Going with the flow, even when it feels like you’re being carried off
Across their disparate industries, Corbin, Cashdan, and Nemeroff have all faced massive market shifts. Corbin and Cashdan have worked for media companies that made rounds of layoffs, while Nemeroff is weathering a contracting art market. And each contends with the concerns and benefits of AI in their own way.
In the macro market, Cashdan says, there are things you can’t control. Most recently, this took the form of new tariffs. “As a leader, you have to look at what you can control, then decide where to respond or pull levers,” she says. “You might have to go around a table with your marketing partners and rethink things that were true two months ago but aren’t any longer.
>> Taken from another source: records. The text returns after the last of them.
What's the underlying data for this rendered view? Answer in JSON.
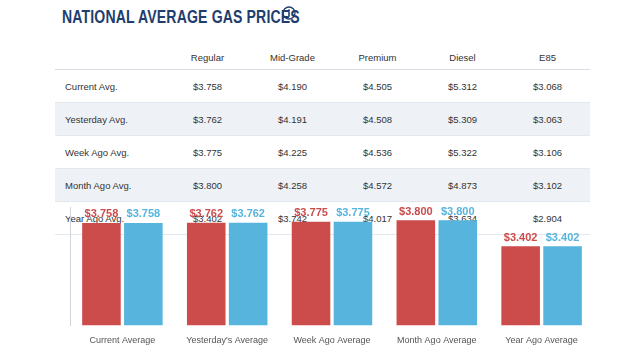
{
  "header": {
    "title": "NATIONAL AVERAGE GAS PRICES"
  },
  "table": {
    "columns": [
      "",
      "Regular",
      "Mid-Grade",
      "Premium",
      "Diesel",
      "E85"
    ],
    "rows": [
      [
        "Current Avg.",
        "$3.758",
        "$4.190",
        "$4.505",
        "$5.312",
        "$3.068"
      ],
      [
        "Yesterday Avg.",
        "$3.762",
        "$4.191",
        "$4.508",
        "$5.309",
        "$3.063"
      ],
      [
        "Week Ago Avg.",
        "$3.775",
        "$4.225",
        "$4.536",
        "$5.322",
        "$3.106"
      ],
      [
        "Month Ago Avg.",
        "$3.800",
        "$4.258",
        "$4.572",
        "$4.873",
        "$3.102"
      ],
      [
        "Year Ago Avg.",
        "$3.402",
        "$3.742",
        "$4.017",
        "$3.634",
        "$2.904"
      ]
    ]
  },
  "chart_data": {
    "type": "bar",
    "categories": [
      "Current Average",
      "Yesterday's Average",
      "Week Ago Average",
      "Month Ago Average",
      "Year Ago Average"
    ],
    "series": [
      {
        "color": "#cc4b4b",
        "values": [
          3.758,
          3.762,
          3.775,
          3.8,
          3.402
        ],
        "value_labels": [
          "$3.758",
          "$3.762",
          "$3.775",
          "$3.800",
          "$3.402"
        ]
      },
      {
        "color": "#56b4dd",
        "values": [
          3.758,
          3.762,
          3.775,
          3.8,
          3.402
        ],
        "value_labels": [
          "$3.758",
          "$3.762",
          "$3.775",
          "$3.800",
          "$3.402"
        ]
      }
    ],
    "ylim": [
      2.2,
      4.0
    ],
    "grid": false,
    "data_labels": true,
    "tick_labels": "x"
  }
}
You have to be agile as you respond to cultural and economic change.” Sometimes that looks like revising strategy and building creative to support that.
While Cashdan and her team use AI, especially to make the post-production process more efficient, “it doesn’t replace creativity,” she says. “It’s a great tool for creatives, but if everything looks and feels the same, things will lean more human. We’re constantly assessing every quarter. Where can we be more efficient while staying true to the brand, remaining authentic?”
This can also mean looking outside the office. Nemeroff has amped up Night Gallery’s collaborations over the past couple of years. She opened Sidecar, a gallery that co-presents exhibitions with outside galleries and curators. This fall, Night Gallery has a curatorial residency at Arsenal Contemporary NY, which allows Nemeroff to welcome New York audiences into the Night Gallery fold. The gallerist also curated a viewing room at the auxiliary space of Tribeca’s CANADA gallery. “Collaboration is a long-term key to success. It has been for a long time, and it’s being more fore fronted. Like anything, you have to look at the long view versus the short term return,” she says. While this necessitates surrendering some control, collaborations can work well if the parties share common goals. They can offset overhead while allowing a gallery to develop and promote artists in the long term.
It’s always about people
Collaboration has similarly been key to Cashdan’s career. She’s worked in cross-disciplinary environments with writers, photographers, artists, and filmmakers in service of telling the most meaningful stories possible.
Such emphasis on human connection and specialized skills allows Corbin and Nemeroff to remain unfazed by the emergence of sophisticated AI developments. Nemeroff considers herself a professional Photoshop user and trusts her skills and experience completely when it comes to image manipulation. Corbin has similar faith in her ability. “I know the value of language,” she says. Both know that machines can’t harness the power of a human’s intuition or lived experience.
Cashdan, Corbin, and Nemeroff all lead with consistent passion while adapting to the times. They trust their own voices, aesthetics, and expertise to guide them into the next marketing campaign, book project, or gallery exhibition, learning from the past while always pushing forward.
So, what does a pivot actually look like? It isn’t some dramatic departure from who you are. Often, it’s simply an expansion of what your skills can do—and the person behind them.